The Guardian takes further digs at the big-budget creative team behind Ghosted, which includes the Deadpool and Spider-Man writers, and finds a fantastic director in Dexter Fletcher (Rocketman). The review mentions how the names attached to Ghosted attract many audiences to the star-pairing venture. However, nothing about it is worth the hype the movie creates. The Guardian reviewer wrote,

“It’s utterly impossible to see the appeal of Ghosted, the movie, a staggeringly, maddeningly atrocious heap of increasingly boneheaded decisions that will act as depressing documentation of just how rotten things got in the current oversaturated streaming landscape.”

Writing for Next Best Picture, Cody Dericks says that it’s the old Hollywood idea of putting together an attractive on-screen pair that can’t work anymore without substantial work on the script.

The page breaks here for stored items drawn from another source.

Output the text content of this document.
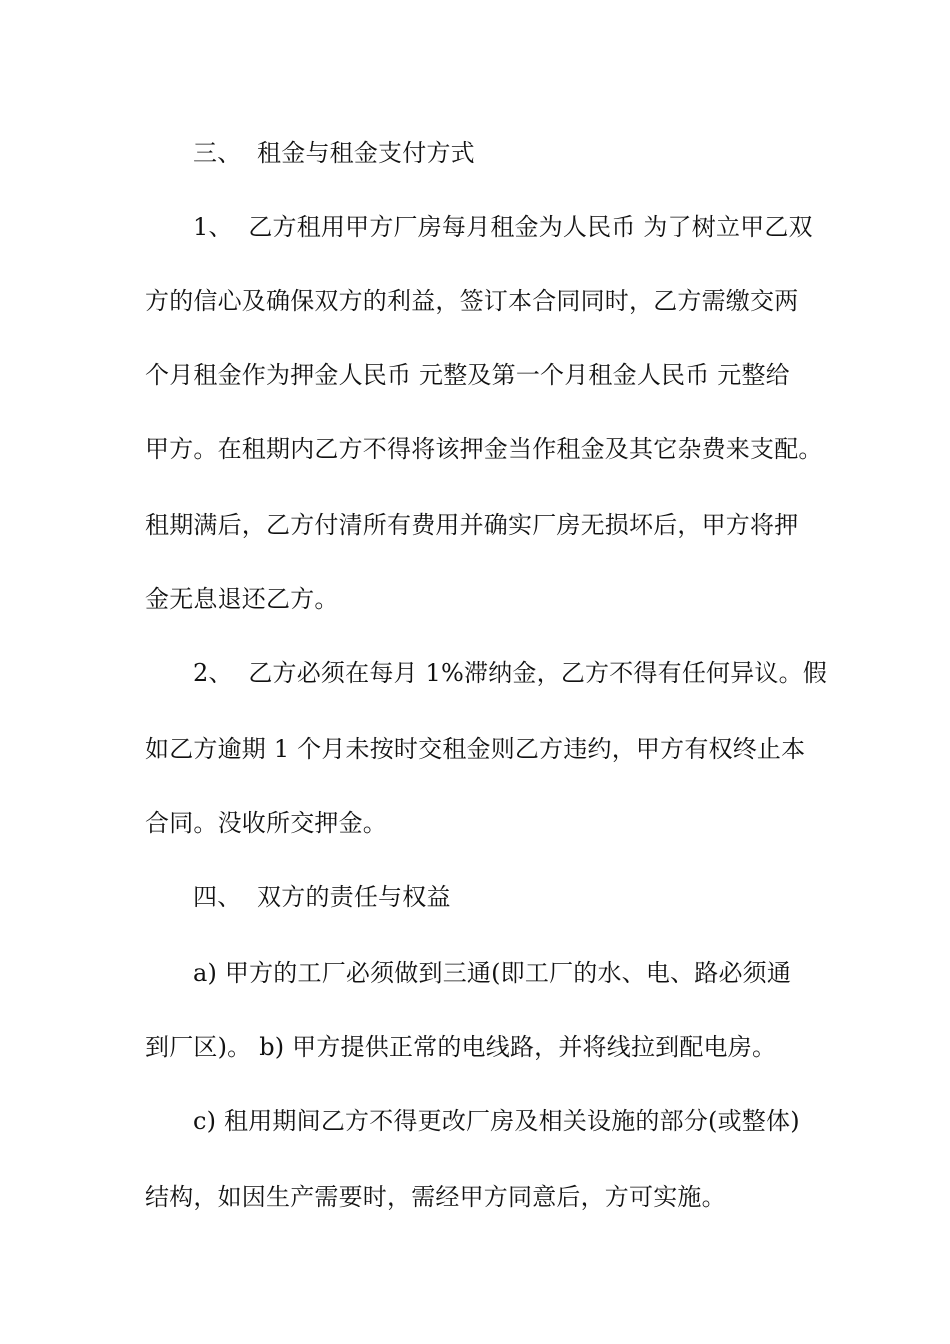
三、  租金与租金支付方式
1、  乙方租用甲方厂房每月租金为人民币 为了树立甲乙双
方的信心及确保双方的利益，签订本合同同时，乙方需缴交两
个月租金作为押金人民币 元整及第一个月租金人民币 元整给
甲方。在租期内乙方不得将该押金当作租金及其它杂费来支配。
租期满后，乙方付清所有费用并确实厂房无损坏后，甲方将押
金无息退还乙方。
2、  乙方必须在每月 1%滞纳金，乙方不得有任何异议。假
如乙方逾期 1 个月未按时交租金则乙方违约，甲方有权终止本
合同。没收所交押金。
四、  双方的责任与权益
a) 甲方的工厂必须做到三通(即工厂的水、电、路必须通
到厂区)。 b) 甲方提供正常的电线路，并将线拉到配电房。
c) 租用期间乙方不得更改厂房及相关设施的部分(或整体)
结构，如因生产需要时，需经甲方同意后，方可实施。
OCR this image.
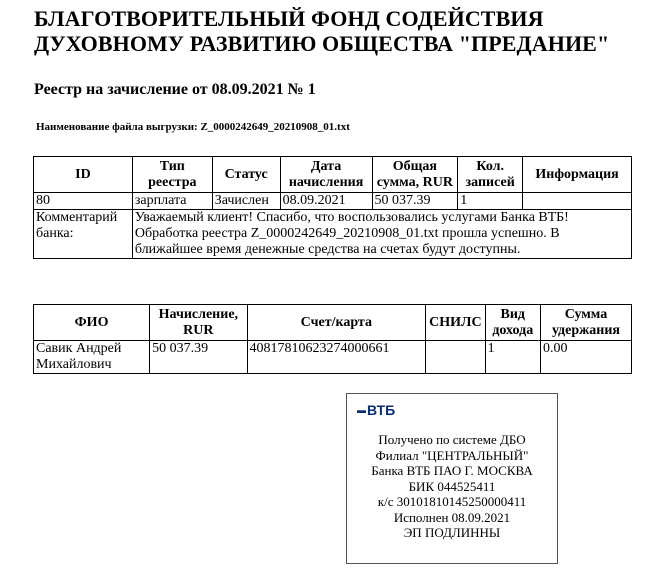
БЛАГОТВОРИТЕЛЬНЫЙ ФОНД СОДЕЙСТВИЯ ДУХОВНОМУ РАЗВИТИЮ ОБЩЕСТВА "ПРЕДАНИЕ"
Реестр на зачисление от 08.09.2021 № 1
Наименование файла выгрузки: Z_0000242649_20210908_01.txt
ID	Тип реестра	Статус	Дата начисления	Общая сумма, RUR	Кол. записей	Информация
80	зарплата	Зачислен	08.09.2021	50 037.39	1	
Комментарий банка:	Уважаемый клиент! Спасибо, что воспользовались услугами Банка ВТБ! Обработка реестра Z_0000242649_20210908_01.txt прошла успешно. В ближайшее время денежные средства на счетах будут доступны.					
ФИО	Начисление, RUR	Счет/карта	СНИЛС	Вид дохода	Сумма удержания
Савик Андрей Михайлович	50 037.39	40817810623274000661		1	0.00
▬ ВТБ
Получено по системе ДБО
Филиал "ЦЕНТРАЛЬНЫЙ"
Банка ВТБ ПАО Г. МОСКВА
БИК 044525411
к/с 30101810145250000411
Исполнен 08.09.2021
ЭП ПОДЛИННЫ
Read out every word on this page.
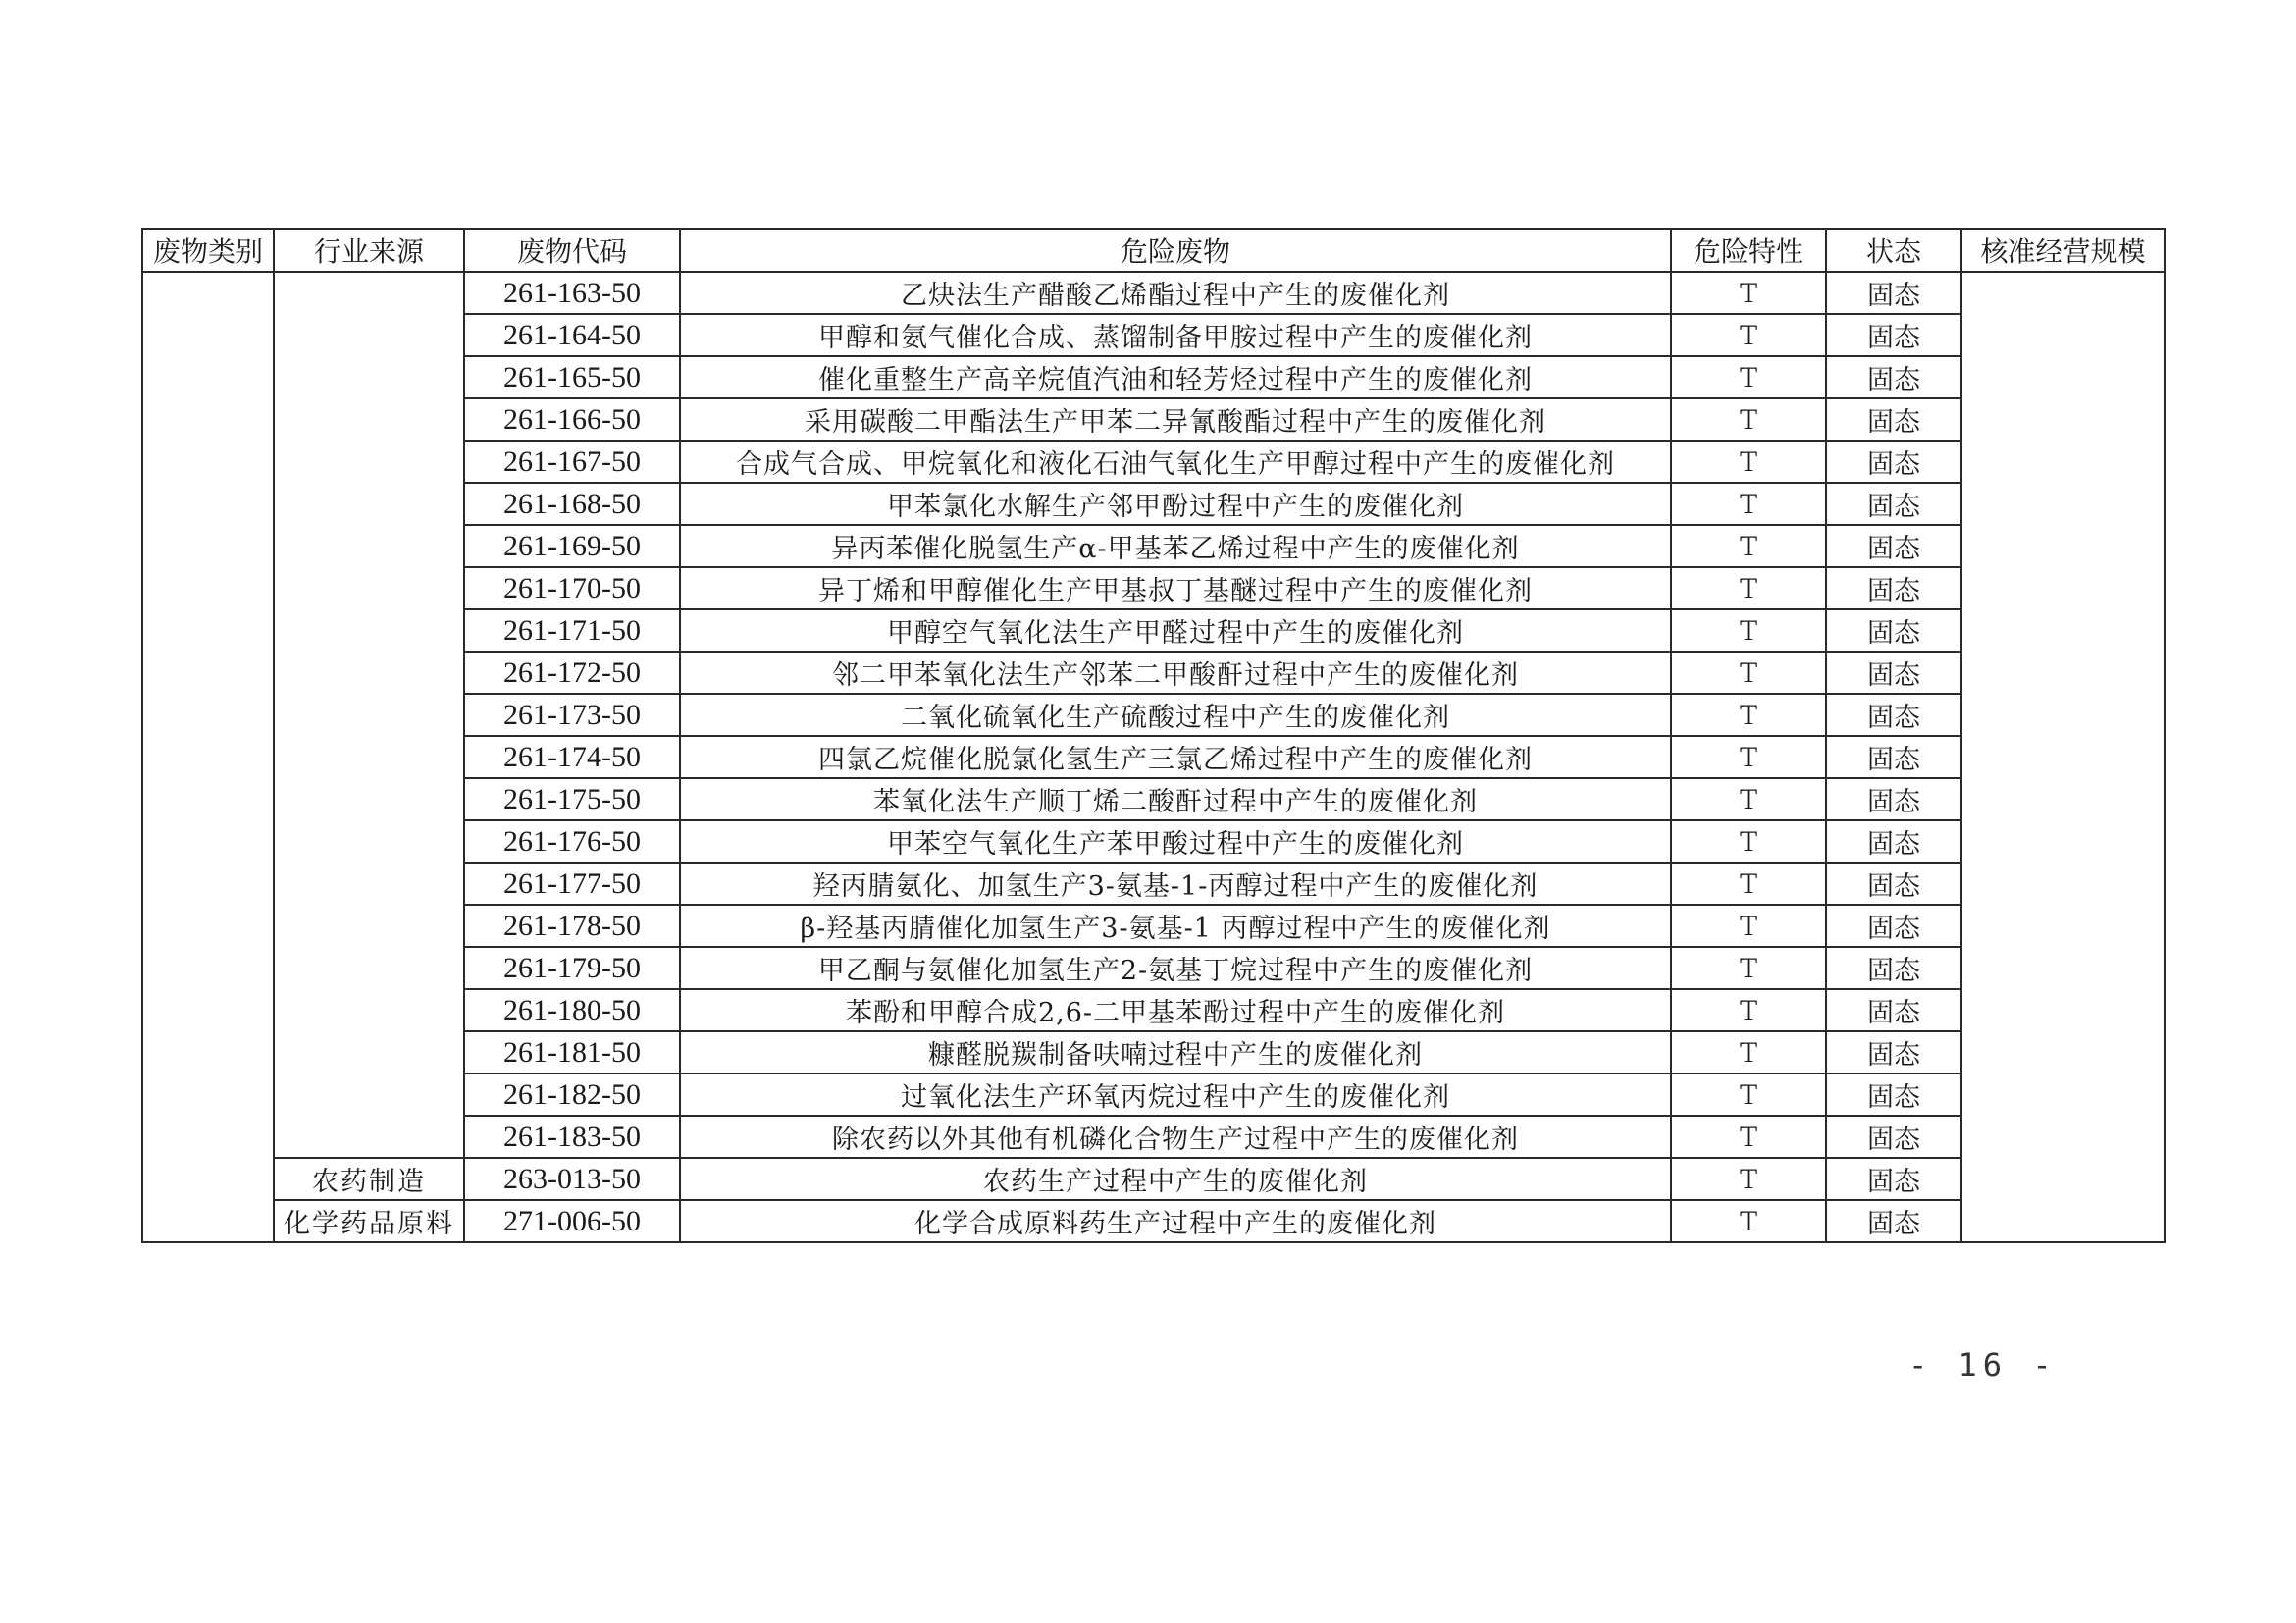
废物类别	行业来源	废物代码	危险废物	危险特性	状态	核准经营规模
		261-163-50	乙炔法生产醋酸乙烯酯过程中产生的废催化剂	T	固态	
		261-164-50	甲醇和氨气催化合成、蒸馏制备甲胺过程中产生的废催化剂	T	固态	
		261-165-50	催化重整生产高辛烷值汽油和轻芳烃过程中产生的废催化剂	T	固态	
		261-166-50	采用碳酸二甲酯法生产甲苯二异氰酸酯过程中产生的废催化剂	T	固态	
		261-167-50	合成气合成、甲烷氧化和液化石油气氧化生产甲醇过程中产生的废催化剂	T	固态	
		261-168-50	甲苯氯化水解生产邻甲酚过程中产生的废催化剂	T	固态	
		261-169-50	异丙苯催化脱氢生产α-甲基苯乙烯过程中产生的废催化剂	T	固态	
		261-170-50	异丁烯和甲醇催化生产甲基叔丁基醚过程中产生的废催化剂	T	固态	
		261-171-50	甲醇空气氧化法生产甲醛过程中产生的废催化剂	T	固态	
		261-172-50	邻二甲苯氧化法生产邻苯二甲酸酐过程中产生的废催化剂	T	固态	
		261-173-50	二氧化硫氧化生产硫酸过程中产生的废催化剂	T	固态	
		261-174-50	四氯乙烷催化脱氯化氢生产三氯乙烯过程中产生的废催化剂	T	固态	
		261-175-50	苯氧化法生产顺丁烯二酸酐过程中产生的废催化剂	T	固态	
		261-176-50	甲苯空气氧化生产苯甲酸过程中产生的废催化剂	T	固态	
		261-177-50	羟丙腈氨化、加氢生产3-氨基-1-丙醇过程中产生的废催化剂	T	固态	
		261-178-50	β-羟基丙腈催化加氢生产3-氨基-1 丙醇过程中产生的废催化剂	T	固态	
		261-179-50	甲乙酮与氨催化加氢生产2-氨基丁烷过程中产生的废催化剂	T	固态	
		261-180-50	苯酚和甲醇合成2,6-二甲基苯酚过程中产生的废催化剂	T	固态	
		261-181-50	糠醛脱羰制备呋喃过程中产生的废催化剂	T	固态	
		261-182-50	过氧化法生产环氧丙烷过程中产生的废催化剂	T	固态	
		261-183-50	除农药以外其他有机磷化合物生产过程中产生的废催化剂	T	固态	
	农药制造	263-013-50	农药生产过程中产生的废催化剂	T	固态	
	化学药品原料	271-006-50	化学合成原料药生产过程中产生的废催化剂	T	固态	
- 16 -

He suggests that even with Chris Evans and Ana De Armas, the lack of spark in the narrative and their on-screen chemistry causes the movie to fail miserably, rendering it unsatisfactory.

“Like an unclean pool, Hollywood has a chemistry problem. Too many movies simply put two unfathomably attractive people at the center and hope their beauty will compensate for any lack of sizzle, which simply doesn’t work. “Ghosted” is the latest allegedly romantic film to make its way to streamers, and the sparkless dynamic between its stars, Chris Evans and Ana de Armas, is only one of its problems. It’s an underwhelming and visually unappealing action-romantic-comedy that won’t fully satisfy fans of those three genres.”

Further showing an equal disappointment, Variety wrote that the film is an example of unworthy escapism into an overstuffed and ‘overbaked’ romantic comedy. The review bluntly addresses the failed attempt at blending several genres in Ghosted, which lacks originality and even precision in its inspirations.

“Fight scenes out of a Jason Statham movie but staged with far less precision. An arbitrary series of international settings. An espionage-thriller plot that’s just convoluted yet inconsequential enough to be thoroughly annoying. And a romantic connection between the two stars that doesn’t so much grow and develop as metastasize and get trampled.”

Ghosted isn’t aggregated enough to have a Rotten Tomatoes score yet, but the initial consensus that’s forming is asking you to ‘ghost’ the movie altogether. Strangely, such established names involved weren’t enough to redeem the film, not just in the star cast but also in the creative unit – all backed by a high budget and wide distributor.

Now the only thing left to counter these reviews is the audience score. More often, it’s been noticed that the critical consensus and that of the audience differ significantly. It’s been seen in the most widely appreciated films and those that have suffered the audience’s wrath on social media. Will Ghosted rise to the same ranks? Time will tell.